For their research, Peña’s team uses a system at BSC with 2nd Gen Intel Xeon Scalable processors and 6 TB of Intel Optane PMem to do their development and run their testing. The system is part of the Intel-BSC Exascale Lab, where, since 2011, innovative research and collaborative development projects have been carried out to enable next-generation Exascale supercomputing.
Result
Heterogeneous memory research is ongoing at BSC. Currently, Peña’s team’s code runs statically. It allocates memory objects based on a profiling run and optimization steps. But the team’s plans are to make it much more dynamic to accommodate changes at run time and user-specific marking of data.
“Today, the tool focuses on allocating data for optimized performance,” Pena explained. “If there are standard DIMMs, ECC DIMMs, and Intel Optane PMem modules in a system, we would allocate the most called data to the standard DIMMs, then less frequently demanded data to ECC, and even less demanded objects to NVRAM. But we envision the tool to not only be dynamic at run time but be able to respond to user marks of data as well. For example, if the user wants to ensure data is protected, we will allocate it to ECC instead of standard DRAM. Or, if it has certain access patterns, such as many writes, we will allocate it to regular memory instead of NVRAM, which has slower write speeds.”
Peña’s work targets large HPC workloads seen in the world’s supercomputing centers, but they are also running it on smaller applications, such as Intel® Distribution for HPCG, Lulesh, miniFE and SNAP. His team is benchmarking their code performance against using Intel Optane PMem in Memory Mode, where the processor itself manages the data.
“We are testing our code on most of the applications from the U.S. DoE, like LAMMPS, OpenFOAM, and NWChem. A key goal of this project is to enable large applications to run with high performance on systems with large NVRAM capacities and smaller amounts of DRAM. We are currently seeing performance improvements in many mini-applications, plus up to 18 percent in OpenFOAM and 10 percent on LAMMPS compared to Memory Mode,” Peña concluded.

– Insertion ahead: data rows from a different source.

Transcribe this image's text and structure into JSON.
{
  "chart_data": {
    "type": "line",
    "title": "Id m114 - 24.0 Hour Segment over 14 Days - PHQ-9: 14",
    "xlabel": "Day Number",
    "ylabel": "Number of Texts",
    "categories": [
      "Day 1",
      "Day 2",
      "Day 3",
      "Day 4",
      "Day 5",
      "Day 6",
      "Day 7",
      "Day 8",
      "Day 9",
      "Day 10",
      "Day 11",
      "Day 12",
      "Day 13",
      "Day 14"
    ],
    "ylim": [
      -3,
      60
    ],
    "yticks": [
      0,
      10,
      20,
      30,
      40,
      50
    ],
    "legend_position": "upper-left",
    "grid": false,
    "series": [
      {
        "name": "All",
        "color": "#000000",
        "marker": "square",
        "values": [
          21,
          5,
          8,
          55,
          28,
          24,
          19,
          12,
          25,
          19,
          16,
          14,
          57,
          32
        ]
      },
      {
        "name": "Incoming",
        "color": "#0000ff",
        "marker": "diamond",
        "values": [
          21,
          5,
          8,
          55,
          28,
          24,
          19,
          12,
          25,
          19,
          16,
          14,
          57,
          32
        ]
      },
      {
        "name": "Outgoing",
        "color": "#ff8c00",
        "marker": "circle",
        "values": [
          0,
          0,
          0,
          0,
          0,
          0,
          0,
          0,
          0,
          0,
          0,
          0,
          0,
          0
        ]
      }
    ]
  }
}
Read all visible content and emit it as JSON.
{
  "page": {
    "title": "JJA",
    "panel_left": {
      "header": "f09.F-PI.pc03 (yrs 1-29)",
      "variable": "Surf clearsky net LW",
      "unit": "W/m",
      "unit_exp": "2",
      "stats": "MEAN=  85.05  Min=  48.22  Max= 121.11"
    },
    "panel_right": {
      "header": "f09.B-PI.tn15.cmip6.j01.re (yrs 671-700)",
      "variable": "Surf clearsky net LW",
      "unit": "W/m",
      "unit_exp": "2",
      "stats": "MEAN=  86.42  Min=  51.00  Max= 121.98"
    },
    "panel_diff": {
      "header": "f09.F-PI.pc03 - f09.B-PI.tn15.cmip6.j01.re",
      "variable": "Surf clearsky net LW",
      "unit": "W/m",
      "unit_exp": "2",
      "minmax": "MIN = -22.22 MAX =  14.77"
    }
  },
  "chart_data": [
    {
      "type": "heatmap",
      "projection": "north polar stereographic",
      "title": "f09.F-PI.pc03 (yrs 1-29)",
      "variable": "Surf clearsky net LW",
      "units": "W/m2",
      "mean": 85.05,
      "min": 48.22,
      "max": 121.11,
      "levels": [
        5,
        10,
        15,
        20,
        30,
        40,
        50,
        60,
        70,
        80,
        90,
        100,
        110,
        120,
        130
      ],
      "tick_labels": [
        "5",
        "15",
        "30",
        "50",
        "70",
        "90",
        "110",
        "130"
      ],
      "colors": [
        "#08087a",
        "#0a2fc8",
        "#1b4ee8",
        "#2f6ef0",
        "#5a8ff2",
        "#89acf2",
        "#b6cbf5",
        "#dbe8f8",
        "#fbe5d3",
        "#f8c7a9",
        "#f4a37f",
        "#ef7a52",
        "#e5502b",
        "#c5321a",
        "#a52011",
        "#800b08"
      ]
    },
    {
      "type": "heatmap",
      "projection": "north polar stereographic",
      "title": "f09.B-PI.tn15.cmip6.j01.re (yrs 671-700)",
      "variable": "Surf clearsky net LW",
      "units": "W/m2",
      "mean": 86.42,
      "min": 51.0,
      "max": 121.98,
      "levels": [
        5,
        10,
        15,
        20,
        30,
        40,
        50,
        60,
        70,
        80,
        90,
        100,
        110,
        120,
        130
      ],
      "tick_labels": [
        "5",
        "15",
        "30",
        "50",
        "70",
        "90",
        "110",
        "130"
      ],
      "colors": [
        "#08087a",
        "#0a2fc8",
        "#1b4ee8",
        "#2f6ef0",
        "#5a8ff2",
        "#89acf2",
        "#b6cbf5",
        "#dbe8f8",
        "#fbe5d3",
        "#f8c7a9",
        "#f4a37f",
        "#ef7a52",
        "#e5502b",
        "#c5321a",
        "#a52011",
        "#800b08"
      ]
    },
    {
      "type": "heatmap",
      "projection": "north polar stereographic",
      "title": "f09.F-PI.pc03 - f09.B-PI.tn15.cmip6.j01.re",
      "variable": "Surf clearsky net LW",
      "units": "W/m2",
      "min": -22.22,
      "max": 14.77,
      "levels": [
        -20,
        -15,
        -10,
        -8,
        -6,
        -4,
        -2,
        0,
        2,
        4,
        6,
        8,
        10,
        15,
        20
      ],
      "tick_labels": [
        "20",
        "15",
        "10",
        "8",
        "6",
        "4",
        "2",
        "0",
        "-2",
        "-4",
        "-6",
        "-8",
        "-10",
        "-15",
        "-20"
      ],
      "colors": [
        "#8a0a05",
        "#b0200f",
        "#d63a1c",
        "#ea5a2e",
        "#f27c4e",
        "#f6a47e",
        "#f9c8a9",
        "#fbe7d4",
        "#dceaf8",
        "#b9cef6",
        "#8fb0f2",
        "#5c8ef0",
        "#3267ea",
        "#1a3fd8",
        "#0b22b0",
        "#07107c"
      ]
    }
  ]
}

Peña’s approach optimizes performance and power for supercomputers where larger and larger problems on bigger and bigger machines means more and more memory.
Solution Summary
Barcelona Supercomputing Center and the Intel-BSC Exascale Lab are at the heart of innovative hierarchical memory research using 2nd Gen Intel Xeon Scalable processors and Intel Optane persistent memory in App Direct Mode. The center hosts a team lead by Antonio Peña to develop software tools that intelligently allocate data to multiple memory tiers, including Intel Optane PMem, that help optimize performance of large supercomputing applications. Their ongoing research for both large and small HPC applications is showing up to a 2x performance speedup in some mini-applications such as MiniFE compared to Memory Mode according to Peña.
Solution Ingredients
- Experimental platform for developing hierarchical memory software tools
- Intel Xeon Platinum 8260L processors
- 6 TB of Intel Optane persistent memory